- The paper introduces DyCoke, which dynamically compresses tokens to reduce spatial and temporal redundancies in video processing.
- It employs a two-stage process that merges tokens via cosine similarity and dynamically prunes the KV cache during decoding for improved efficiency.
- Experiments demonstrate up to 1.5x speedup and 1.4x memory reduction, outperforming state-of-the-art methods while maintaining model performance.
Dynamic Compression of Tokens for Accelerating Video LLMs
The paper introduces DyCoke, a novel method for dynamic token compression in Video LLMs (VLLMs), designed to improve inference efficiency by addressing both spatial and temporal visual token redundancies. Such advancements are imperative given the computational demands posed by VLLMs, which process large volumes of visual tokens derived from video inputs. DyCoke is presented as a training-free approach, integrating seamlessly as a plug-and-play module without necessitating additional parameters or training, thus facilitating its incorporation into existing VLLMs.
The core contribution of DyCoke lies in its two-stage compression strategy. The first stage—Token Temporal Merging (TTM)—focuses on reducing redundancy across video frames by merging temporally similar tokens, which are often frequent due to the minimal changes between consecutive frames. By employing a sliding window approach to group tokens and employing cosine similarity to assess and merge redundant ones, TTM effectively curtails the number of tokens passed to the subsequent processing stages.
The second stage introduces a novel scheme of dynamic pruning within the Key-Value (KV) cache during the decoding phase. Here, visual tokens are dynamically retained or pruned based on their attention scores calculated against predicted tokens. This dynamic aspect addresses the inadequacies of static, one-shot pruning methods, which may mistakenly discard crucial tokens needed for comprehension of future video frames. By adopting a dynamic pruning approach, DyCoke ensures that the most relevant tokens are retained for each decoding step, enhancing focus and maintaining model performance.
Extensive experiments demonstrate that DyCoke consistently outperforms state-of-the-art counterparts such as FastV and PruMerge, achieving significant gains in computational efficiency—up to 1.5x speedup and 1.4x memory reduction—whilst maintaining or improving model performance across several video QA and reasoning benchmarks. Particularly, DyCoke's method for managing temporal redundancy allows for better exploitation of video structure, improving the cost-effectiveness of VLLM processing by allowing longer video sequences within the same computational budget.

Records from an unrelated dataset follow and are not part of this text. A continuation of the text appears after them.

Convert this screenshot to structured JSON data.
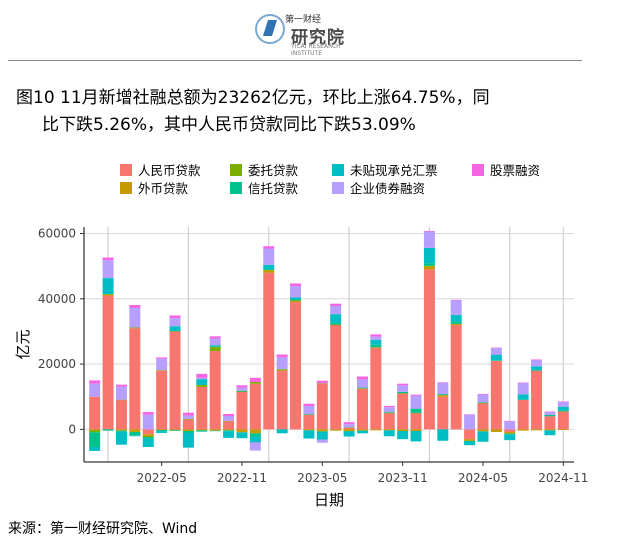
{
  "header": {
    "logo_top_text": "第一财经",
    "logo_main_text": "研究院",
    "logo_sub_text": "YICAI RESEARCH INSTITUTE"
  },
  "title_line1": "图10 11月新增社融总额为23262亿元，环比上涨64.75%，同",
  "title_line2": "比下跌5.26%，其中人民币贷款同比下跌53.09%",
  "source": "来源：第一财经研究院、Wind",
  "legend": [
    {
      "label": "人民币贷款",
      "color": "#f8766d"
    },
    {
      "label": "委托贷款",
      "color": "#7cae00"
    },
    {
      "label": "未贴现承兑汇票",
      "color": "#00bfc4"
    },
    {
      "label": "股票融资",
      "color": "#f564e3"
    },
    {
      "label": "外币贷款",
      "color": "#c49a00"
    },
    {
      "label": "信托贷款",
      "color": "#00c08b"
    },
    {
      "label": "企业债券融资",
      "color": "#b79fff"
    }
  ],
  "chart_data": {
    "type": "bar",
    "stacked": true,
    "xlabel": "日期",
    "ylabel": "亿元",
    "ylim": [
      -10000,
      62000
    ],
    "yticks": [
      0,
      20000,
      40000,
      60000
    ],
    "xtick_labels": [
      "2022-05",
      "2022-11",
      "2023-05",
      "2023-11",
      "2024-05",
      "2024-11"
    ],
    "xtick_months": [
      "2022-05",
      "2022-11",
      "2023-05",
      "2023-11",
      "2024-05",
      "2024-11"
    ],
    "vertical_gridlines_at": [
      "2022-01",
      "2022-07",
      "2023-01",
      "2023-07",
      "2024-01",
      "2024-07",
      "2024-11"
    ],
    "categories": [
      "2021-12",
      "2022-01",
      "2022-02",
      "2022-03",
      "2022-04",
      "2022-05",
      "2022-06",
      "2022-07",
      "2022-08",
      "2022-09",
      "2022-10",
      "2022-11",
      "2022-12",
      "2023-01",
      "2023-02",
      "2023-03",
      "2023-04",
      "2023-05",
      "2023-06",
      "2023-07",
      "2023-08",
      "2023-09",
      "2023-10",
      "2023-11",
      "2023-12",
      "2024-01",
      "2024-02",
      "2024-03",
      "2024-04",
      "2024-05",
      "2024-06",
      "2024-07",
      "2024-08",
      "2024-09",
      "2024-10",
      "2024-11"
    ],
    "series": [
      {
        "name": "人民币贷款",
        "color": "#f8766d",
        "values": [
          10000,
          41000,
          9000,
          31000,
          -1500,
          18000,
          30000,
          3000,
          13000,
          24000,
          2500,
          11500,
          14000,
          48000,
          18000,
          39000,
          4500,
          14000,
          32000,
          500,
          12500,
          25000,
          5000,
          11000,
          5000,
          49000,
          10000,
          32000,
          -3000,
          8000,
          21000,
          -800,
          9000,
          18000,
          4000,
          5500
        ]
      },
      {
        "name": "外币贷款",
        "color": "#c49a00",
        "values": [
          -200,
          300,
          -400,
          -800,
          -700,
          -200,
          -300,
          -500,
          -300,
          -400,
          -300,
          -900,
          -1200,
          700,
          300,
          400,
          -300,
          -600,
          -400,
          -500,
          -400,
          -300,
          -300,
          -500,
          -500,
          1000,
          500,
          300,
          -500,
          -600,
          -800,
          -500,
          -400,
          -300,
          -300,
          -200
        ]
      },
      {
        "name": "委托贷款",
        "color": "#7cae00",
        "values": [
          -700,
          150,
          100,
          200,
          -100,
          150,
          100,
          200,
          600,
          1300,
          100,
          100,
          500,
          200,
          150,
          100,
          50,
          100,
          100,
          100,
          100,
          200,
          100,
          100,
          50,
          100,
          0,
          0,
          -50,
          100,
          0,
          0,
          0,
          0,
          0,
          50
        ]
      },
      {
        "name": "信托贷款",
        "color": "#00c08b",
        "values": [
          -4500,
          -400,
          -300,
          -1000,
          -600,
          -400,
          -200,
          -600,
          -400,
          -100,
          -300,
          200,
          -1000,
          100,
          100,
          300,
          100,
          -200,
          500,
          -200,
          200,
          700,
          200,
          400,
          1300,
          800,
          300,
          700,
          -100,
          200,
          200,
          -200,
          200,
          300,
          400,
          200
        ]
      },
      {
        "name": "未贴现承兑汇票",
        "color": "#00bfc4",
        "values": [
          -1200,
          4900,
          -4000,
          -300,
          -2500,
          -500,
          1500,
          -4500,
          1800,
          500,
          -2000,
          -1800,
          -1800,
          1400,
          -1200,
          600,
          -2500,
          -2300,
          2700,
          -1500,
          -800,
          1500,
          -1800,
          -2500,
          -3200,
          4700,
          -3500,
          2100,
          -1200,
          -3200,
          1700,
          -1800,
          1500,
          1000,
          -1500,
          1200
        ]
      },
      {
        "name": "企业债券融资",
        "color": "#b79fff",
        "values": [
          4000,
          5500,
          4000,
          6000,
          4500,
          3500,
          2500,
          1000,
          400,
          2000,
          1500,
          1000,
          -2500,
          5000,
          3500,
          3500,
          2500,
          -1000,
          2500,
          1000,
          2500,
          1000,
          1500,
          2000,
          4000,
          5000,
          3500,
          4500,
          4500,
          2500,
          2000,
          2500,
          3500,
          2000,
          1000,
          1500
        ]
      },
      {
        "name": "股票融资",
        "color": "#f564e3",
        "values": [
          1000,
          800,
          600,
          900,
          800,
          400,
          800,
          900,
          1200,
          700,
          600,
          700,
          1300,
          700,
          900,
          800,
          700,
          800,
          700,
          600,
          900,
          700,
          400,
          500,
          300,
          200,
          150,
          100,
          100,
          50,
          150,
          100,
          150,
          150,
          100,
          100
        ]
      }
    ]
  }
}
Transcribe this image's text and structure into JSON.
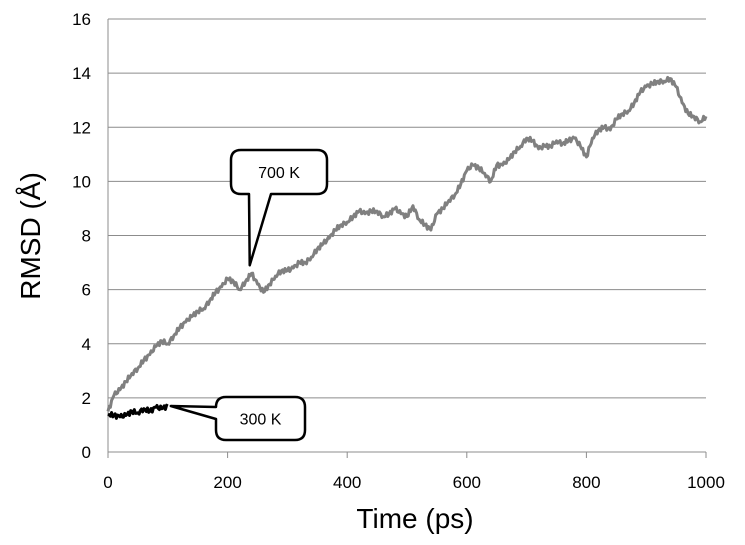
{
  "chart_data": {
    "type": "line",
    "title": "",
    "xlabel": "Time (ps)",
    "ylabel": "RMSD (Å)",
    "xlim": [
      0,
      1000
    ],
    "ylim": [
      0,
      16
    ],
    "x_ticks": [
      "0",
      "200",
      "400",
      "600",
      "800",
      "1000"
    ],
    "y_ticks": [
      "0",
      "2",
      "4",
      "6",
      "8",
      "10",
      "12",
      "14",
      "16"
    ],
    "grid": "horizontal",
    "legend": "none",
    "series": [
      {
        "name": "700 K",
        "color": "#808080",
        "x": [
          0,
          10,
          20,
          30,
          40,
          50,
          60,
          70,
          80,
          90,
          100,
          110,
          120,
          130,
          140,
          150,
          160,
          170,
          180,
          190,
          200,
          210,
          220,
          230,
          240,
          250,
          260,
          270,
          280,
          290,
          300,
          310,
          320,
          330,
          340,
          350,
          360,
          370,
          380,
          390,
          400,
          410,
          420,
          430,
          440,
          450,
          460,
          470,
          480,
          490,
          500,
          510,
          520,
          530,
          540,
          550,
          560,
          570,
          580,
          590,
          600,
          610,
          620,
          630,
          640,
          650,
          660,
          670,
          680,
          690,
          700,
          710,
          720,
          730,
          740,
          750,
          760,
          770,
          780,
          790,
          800,
          810,
          820,
          830,
          840,
          850,
          860,
          870,
          880,
          890,
          900,
          910,
          920,
          930,
          940,
          950,
          960,
          970,
          980,
          990,
          1000
        ],
        "y": [
          1.5,
          2.1,
          2.3,
          2.6,
          2.9,
          3.1,
          3.4,
          3.6,
          3.9,
          4.1,
          4.0,
          4.3,
          4.6,
          4.8,
          5.0,
          5.2,
          5.3,
          5.6,
          5.9,
          6.1,
          6.4,
          6.3,
          6.0,
          6.3,
          6.6,
          6.2,
          5.9,
          6.2,
          6.5,
          6.7,
          6.7,
          6.8,
          7.0,
          7.0,
          7.2,
          7.5,
          7.7,
          7.9,
          8.2,
          8.4,
          8.5,
          8.7,
          8.9,
          8.8,
          8.9,
          8.9,
          8.7,
          8.8,
          9.0,
          8.8,
          8.7,
          9.1,
          8.6,
          8.4,
          8.2,
          8.8,
          9.0,
          9.3,
          9.5,
          9.9,
          10.4,
          10.6,
          10.5,
          10.3,
          10.0,
          10.6,
          10.6,
          10.8,
          11.1,
          11.3,
          11.6,
          11.5,
          11.2,
          11.3,
          11.3,
          11.5,
          11.4,
          11.5,
          11.6,
          11.3,
          10.9,
          11.6,
          11.9,
          12.0,
          11.9,
          12.3,
          12.5,
          12.6,
          12.9,
          13.3,
          13.5,
          13.6,
          13.7,
          13.7,
          13.8,
          13.5,
          12.9,
          12.5,
          12.4,
          12.2,
          12.4
        ]
      },
      {
        "name": "300 K",
        "color": "#000000",
        "x": [
          0,
          10,
          20,
          30,
          40,
          50,
          60,
          70,
          80,
          90,
          100
        ],
        "y": [
          1.4,
          1.35,
          1.3,
          1.35,
          1.5,
          1.45,
          1.6,
          1.5,
          1.65,
          1.6,
          1.7
        ]
      }
    ],
    "annotations": [
      {
        "text": "700 K",
        "target_x": 237,
        "target_y": 6.9
      },
      {
        "text": "300 K",
        "target_x": 105,
        "target_y": 1.7
      }
    ]
  }
}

The implications of DyCoke are twofold. Practically, it enables more efficient deployment of VLLMs, widening their applicability in resource-constrained environments. Theoretically, it underscores the importance of dynamic redundancy handling strategies, prompting further exploration in adaptability and efficiency for multimodal deep learning. Future explorations could delve into refining dynamic pruning strategies, potentially involving adaptive mechanisms that learn optimal pruning strategies over time or across diverse video contexts.
In sum, DyCoke presents a significant improvement for VLLMs by optimizing token processing through innovative temporal-spatial strategies, setting a precedent for future research in efficient multimodal AI systems. The method’s ability to enhance performance without additional training marks a practical advancement in the pursuit of scalable and adaptable AI models capable of handling complex video inputs.